The other concern with the cloud is security and meeting HIPAA compliance and keeping patient health information protected. 2016 was a record setting year for HIPAA fines, so there’s a challenge here to address that’s relevant to all sides of the equation, down to the individual as a healthcare recipient. The major cloud providers have made and continue to make big investments in security to help address some of these concerns.
Data transfer is only one piece of data security, but Aspera has invested significantly to provide a highly secure solution. Our software encrypts data during transit and at rest, performs data integrity and verification checks, and provides robust user authentication and admin controls. It is an imperative that our customers are able to move their sensitive and valuable data with confidence and as little risk as possible, regardless of whether the transfer is to the cloud or to a peer or data repository in another location.
FLG: Who’s your ideal customer in the life sciences space?
MO: Our ideal customer is literally any individual, academic, clinical or commercial organization that needs to securely distribute, move, and/or synch gigabytes or more of data between dispersed locations in a reliable and/or time-critical fashion.

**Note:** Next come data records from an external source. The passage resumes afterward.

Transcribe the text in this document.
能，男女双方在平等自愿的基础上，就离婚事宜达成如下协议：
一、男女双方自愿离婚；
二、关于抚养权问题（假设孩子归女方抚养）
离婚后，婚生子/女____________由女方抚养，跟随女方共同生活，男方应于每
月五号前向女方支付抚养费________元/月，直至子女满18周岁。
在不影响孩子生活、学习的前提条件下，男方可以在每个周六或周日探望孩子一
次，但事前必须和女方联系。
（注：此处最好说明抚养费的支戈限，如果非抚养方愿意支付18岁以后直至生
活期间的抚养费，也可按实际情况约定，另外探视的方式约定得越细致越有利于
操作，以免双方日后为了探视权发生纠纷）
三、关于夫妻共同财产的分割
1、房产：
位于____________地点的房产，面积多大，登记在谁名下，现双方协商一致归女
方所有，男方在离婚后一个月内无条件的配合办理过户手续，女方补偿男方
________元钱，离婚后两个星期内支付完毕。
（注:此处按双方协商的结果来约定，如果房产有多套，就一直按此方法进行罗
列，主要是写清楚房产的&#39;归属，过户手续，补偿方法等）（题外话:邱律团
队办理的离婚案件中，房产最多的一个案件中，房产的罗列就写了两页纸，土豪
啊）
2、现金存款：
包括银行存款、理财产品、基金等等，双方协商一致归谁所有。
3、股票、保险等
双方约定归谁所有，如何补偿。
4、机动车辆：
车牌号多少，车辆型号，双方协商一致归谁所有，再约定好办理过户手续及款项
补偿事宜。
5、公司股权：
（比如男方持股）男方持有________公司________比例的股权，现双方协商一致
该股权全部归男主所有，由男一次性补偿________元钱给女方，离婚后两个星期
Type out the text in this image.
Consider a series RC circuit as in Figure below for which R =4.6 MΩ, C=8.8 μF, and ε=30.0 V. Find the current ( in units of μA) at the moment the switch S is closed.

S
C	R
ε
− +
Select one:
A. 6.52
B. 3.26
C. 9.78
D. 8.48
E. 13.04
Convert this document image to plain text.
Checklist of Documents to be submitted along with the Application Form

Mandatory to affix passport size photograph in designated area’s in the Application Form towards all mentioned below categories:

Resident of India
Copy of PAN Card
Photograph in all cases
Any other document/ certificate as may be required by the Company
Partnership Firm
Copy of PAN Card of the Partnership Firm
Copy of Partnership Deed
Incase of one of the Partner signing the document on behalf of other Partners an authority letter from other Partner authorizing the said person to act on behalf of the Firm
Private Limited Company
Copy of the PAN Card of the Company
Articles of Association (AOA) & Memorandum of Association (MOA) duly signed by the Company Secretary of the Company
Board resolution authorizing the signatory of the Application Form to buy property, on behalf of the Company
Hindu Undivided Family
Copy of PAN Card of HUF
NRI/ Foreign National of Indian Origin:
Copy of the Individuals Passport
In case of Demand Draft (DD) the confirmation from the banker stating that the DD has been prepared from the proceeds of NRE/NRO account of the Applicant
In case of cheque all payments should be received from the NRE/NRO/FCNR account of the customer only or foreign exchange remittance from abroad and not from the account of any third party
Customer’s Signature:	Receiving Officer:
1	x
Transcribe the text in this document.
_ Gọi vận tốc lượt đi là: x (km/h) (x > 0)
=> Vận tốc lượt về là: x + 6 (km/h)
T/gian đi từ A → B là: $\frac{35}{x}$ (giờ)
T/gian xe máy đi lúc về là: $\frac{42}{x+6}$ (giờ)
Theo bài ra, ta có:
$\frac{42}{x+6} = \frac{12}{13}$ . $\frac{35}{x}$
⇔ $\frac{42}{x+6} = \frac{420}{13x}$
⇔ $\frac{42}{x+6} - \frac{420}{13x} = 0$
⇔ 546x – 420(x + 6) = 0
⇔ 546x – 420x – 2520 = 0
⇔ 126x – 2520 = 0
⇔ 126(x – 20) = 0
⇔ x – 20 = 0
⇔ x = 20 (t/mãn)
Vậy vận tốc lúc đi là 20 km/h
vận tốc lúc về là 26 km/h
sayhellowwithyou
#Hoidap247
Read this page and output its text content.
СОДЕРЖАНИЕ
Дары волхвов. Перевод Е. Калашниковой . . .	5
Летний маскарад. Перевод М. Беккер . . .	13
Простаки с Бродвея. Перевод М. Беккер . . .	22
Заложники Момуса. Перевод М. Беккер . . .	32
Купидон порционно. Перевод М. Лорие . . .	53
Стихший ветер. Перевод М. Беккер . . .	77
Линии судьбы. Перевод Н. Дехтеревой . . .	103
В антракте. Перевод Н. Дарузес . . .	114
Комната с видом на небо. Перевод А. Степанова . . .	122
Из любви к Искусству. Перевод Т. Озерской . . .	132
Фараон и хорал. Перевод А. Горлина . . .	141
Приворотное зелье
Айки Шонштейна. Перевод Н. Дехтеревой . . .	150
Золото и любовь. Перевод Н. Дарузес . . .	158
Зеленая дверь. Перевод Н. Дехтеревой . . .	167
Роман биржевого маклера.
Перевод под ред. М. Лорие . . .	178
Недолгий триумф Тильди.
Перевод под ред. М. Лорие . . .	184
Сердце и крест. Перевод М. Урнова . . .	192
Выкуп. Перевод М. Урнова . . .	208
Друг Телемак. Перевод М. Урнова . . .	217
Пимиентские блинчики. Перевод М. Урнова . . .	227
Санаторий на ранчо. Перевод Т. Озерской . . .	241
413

With flexible deployment modes, we serve the individual academic researcher performing sporadic data transfers to the high performance computing centres or collaborative research data portals. We also work incredibly well for service labs in support of accelerating turnaround times and improving data distribution control. We have many industry partners who embed Aspera into their software or hardware technology for high performance cloud ingest, to ultimately improve the experience for their end users.
We believe that especially for the life sciences, we have the proven go-to solution to replace hard drive shipping and slow, unreliable TCP-based data transfers, along with flexible deployment and pricing models to accommodate a range of applications. This is a completely different and smarter way to move and distribute large data sets and we think that this could impact the life sciences industry in a way that will further accelerate this space. Progress can’t wait and it’s incredibly rewarding to be a part of this industry’s innovative and impactful work.